Les solutions à apporter
"La discussion porte sur les solutions qu'on doit apporter à l'ensemble du staff, à Benoît et ses adjoints, pour rétablir cette situation. (Benoît Tavenot sera toujours l'entraîneur du Sporting ?) Bien sûr. Cette situation me frustre et m'agace. Je comprends nos supporters, que je remercie de leur soutien et de leur attitude. Le but est de trouver des solutions dans de telles situations. On est dans un projet dans lequel on croit. Fred Antonetti est sûr de lui, il est convaincu. Ce n'est pas une certitude arrogante. Il ne pensait pas qu'on allait passer par cette période-là, mais il savait que ça allait être compliqué.
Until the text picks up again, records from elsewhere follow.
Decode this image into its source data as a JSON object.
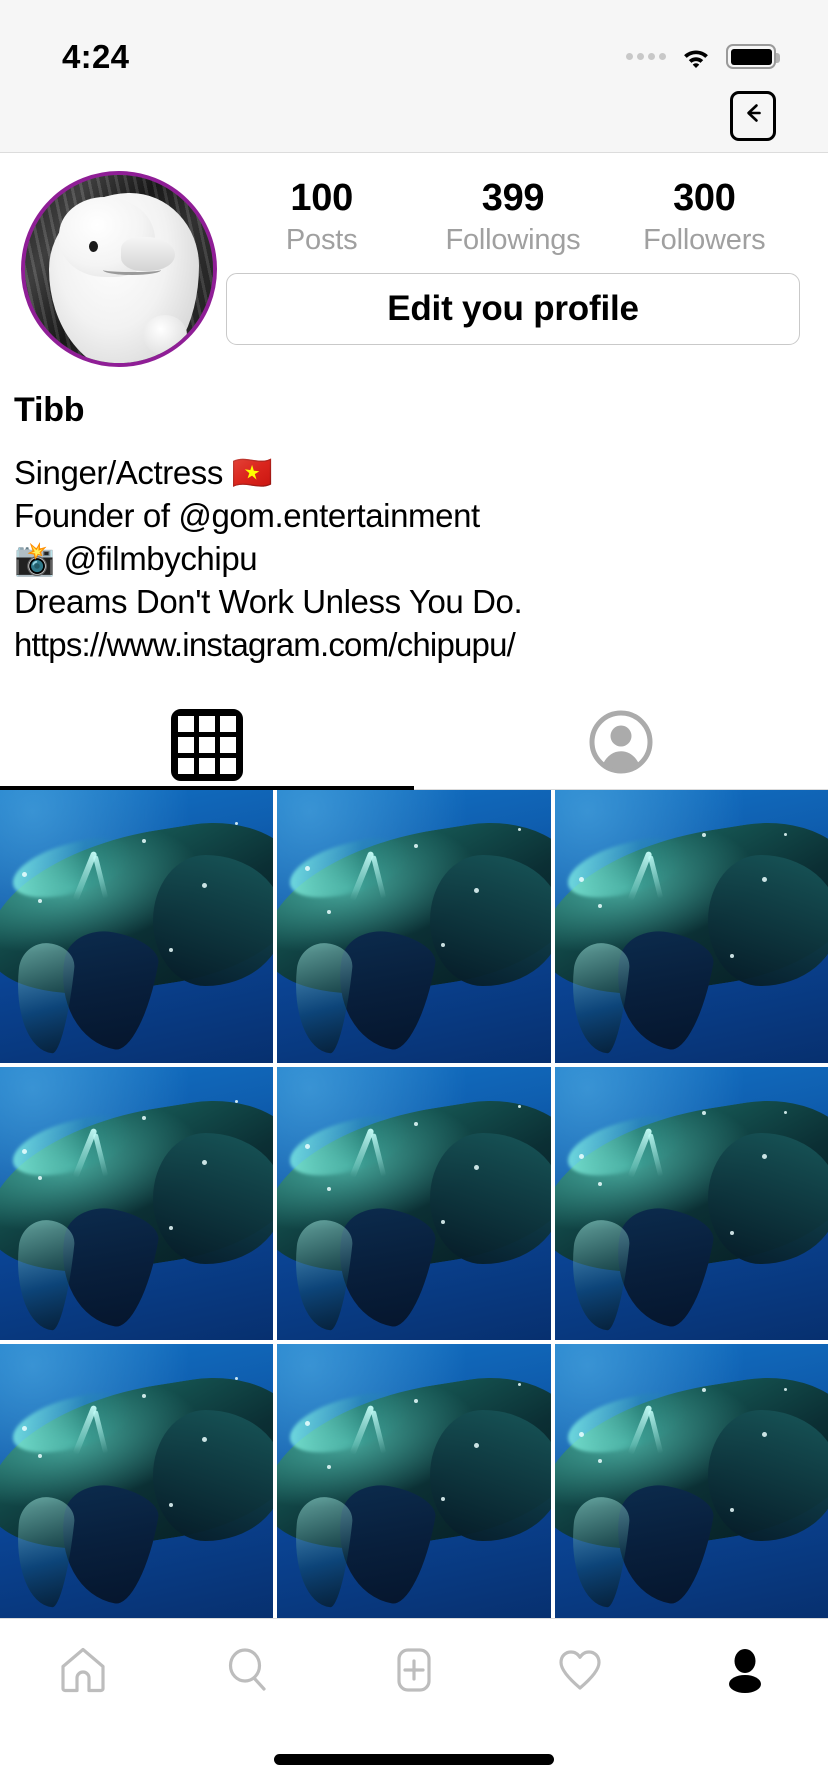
{
  "status_bar": {
    "time": "4:24",
    "icons": [
      "signal-dots-icon",
      "wifi-icon",
      "battery-icon"
    ]
  },
  "nav": {
    "back_icon": "back-arrow-icon"
  },
  "profile": {
    "avatar_alt": "beluga-whale-statue-avatar",
    "avatar_ring_color": "#8f1e96",
    "stats": [
      {
        "value": "100",
        "label": "Posts"
      },
      {
        "value": "399",
        "label": "Followings"
      },
      {
        "value": "300",
        "label": "Followers"
      }
    ],
    "edit_button_label": "Edit you profile",
    "name": "Tibb",
    "bio_lines": [
      "Singer/Actress 🇻🇳",
      "Founder of @gom.entertainment",
      "📸 @filmbychipu",
      "Dreams Don't Work Unless You Do."
    ],
    "website": "https://www.instagram.com/chipupu/"
  },
  "tabs": [
    {
      "name": "grid",
      "icon": "grid-icon",
      "active": true
    },
    {
      "name": "tagged",
      "icon": "person-circle-icon",
      "active": false
    }
  ],
  "photo_grid": {
    "alt": "humpback-whale-underwater",
    "count": 9,
    "columns": 3
  },
  "bottom_nav": [
    {
      "name": "home",
      "icon": "home-icon",
      "active": false
    },
    {
      "name": "search",
      "icon": "search-icon",
      "active": false
    },
    {
      "name": "create",
      "icon": "plus-square-icon",
      "active": false
    },
    {
      "name": "activity",
      "icon": "heart-icon",
      "active": false
    },
    {
      "name": "profile",
      "icon": "person-filled-icon",
      "active": true
    }
  ],
  "colors": {
    "accent": "#8f1e96",
    "active": "#000000",
    "inactive": "#b0b0b0",
    "muted_text": "#a0a0a0",
    "border": "#dbdbdb",
    "photo_blue": "#0a4596"
  }
}
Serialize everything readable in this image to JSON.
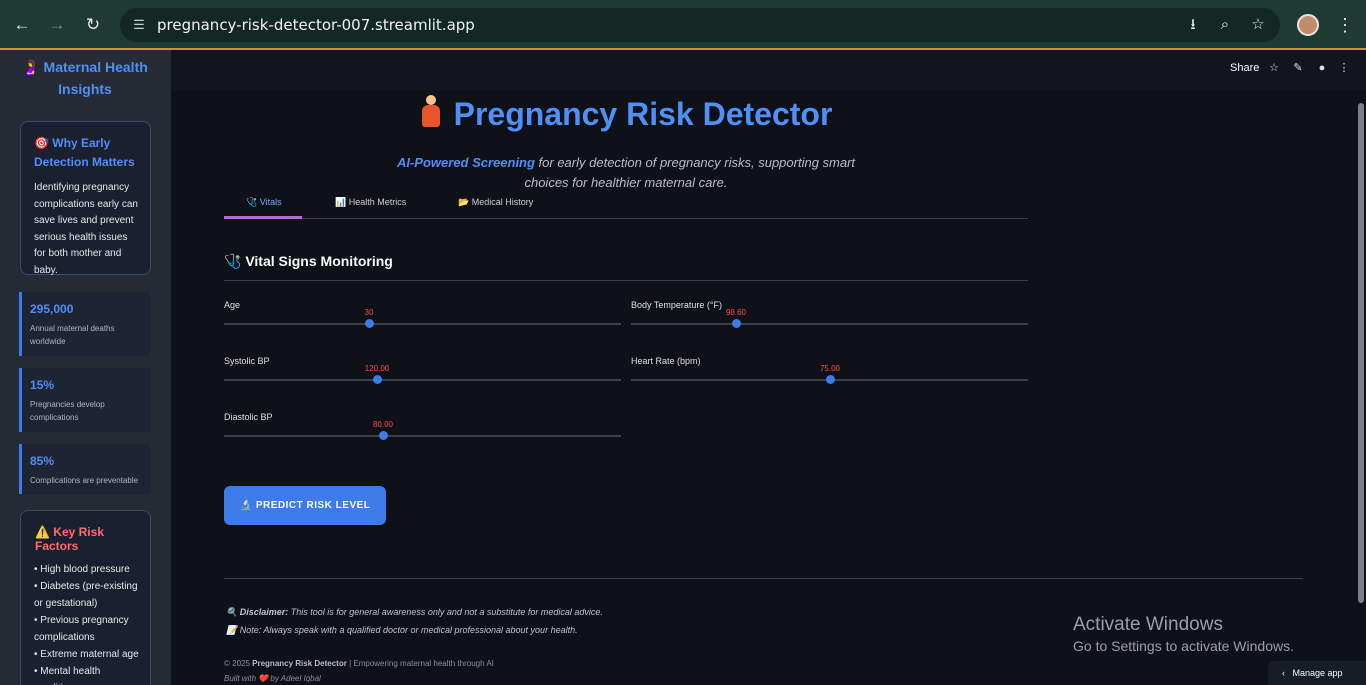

En tant que grand club que nous sommes, il faut qu'on sache franchir cette période compliquée.
On est convaincu qu'on va s'en sortir avec ce projet. Ça ne veut pas dire qu'on va continuer de la même manière. On cherche des solutions, ça passe peut-être par du recrutement, ça fait partie des choses qu'on a en tête. On était convaincu que le groupe qu'on avait était capable. On n'avait pas prévu qu'on allait avoir autant de joueurs majeurs manquants sur ce nombre de matchs. On n'a donc pas jugé utile de rectifier l'effectif, de le compléter, car on pensait qu'on était complet. Il faut avoir un recrutement intelligent, il nous faut quelqu'un qui amène de l'expérience, de la technique, du sang-froid. [...] Il faut trouver un joueur prêt, qui veuille venir, qu'on puisse payer. J'entends : "il faut casser la tirelire", mais c'est compliqué. Une des grosses étapes était la stabilisation financière pour la saison. On va maintenant s'attaquer au sportif. Le club fera ce qu'il faut. [...] On ne remet pas en cause la globalité de notre projet, on s'adapte à une situation."
La colère des supporters
"Je comprends la colère des supporters, je l'étais moi-même. Je suis en colère de ce qui se passe, ça me met les nerfs. Il y a juste une chose qui m'a dérangé, ce sont les insultes envers notre directeur de la sécurité, qui pour moi sont incompréhensibles. Ce n'est pas normal, notre directeur de la sécurité Jean-Louis Constant ne mérite pas ça. Ce n'est pas l'ensemble des supporters, c'est isolé."
"Les joueurs qui ont été perturbés par des mercatos, il n'y a jamais eu de propositions pour eux"
"Les joueurs qui ont été perturbés par des mercatos, il n'y a jamais eu de propositions pour eux. La seule proposition était pour Jocelyn Janneh, j'avais trouvé un accord avec le Rapid de Vienne, qui finalement s'est orienté vers un autre profil. Jocelyn était dans la volonté de partir, mais il n'y a pas d'offre. Donc il reste au club. Il faut maintenant qu'il se remette la tête à l'endroit. Si Jocelyn veut partir, il faut qu'il soit bon. Sinon il partira mais dans un club de National 2. S'il a des prestations pour partir, il a intérêt d'être bon ! S'il y a un joueur qui vient, il partira. Mais ce n'est pas parce qu'on dit : "je veux partir, je veux jouer en Europe, la Ligue des champions..." qu'on le fait."
Les blessures de Gustave Akueson et Yahya Bathily
Par ailleurs, Claude Ferrandi a confirmé les blessures graves de Gustave Akueson, qui souffre d'une rupture partielle des ligaments croisés et qui pourrait faire son retour en janvier. Yahya Bathily, sorti blessé hier contre Rodez, aurait également une rupture partielle des ligaments croisés. De quoi compliquer un peu plus encore la situation du Sporting.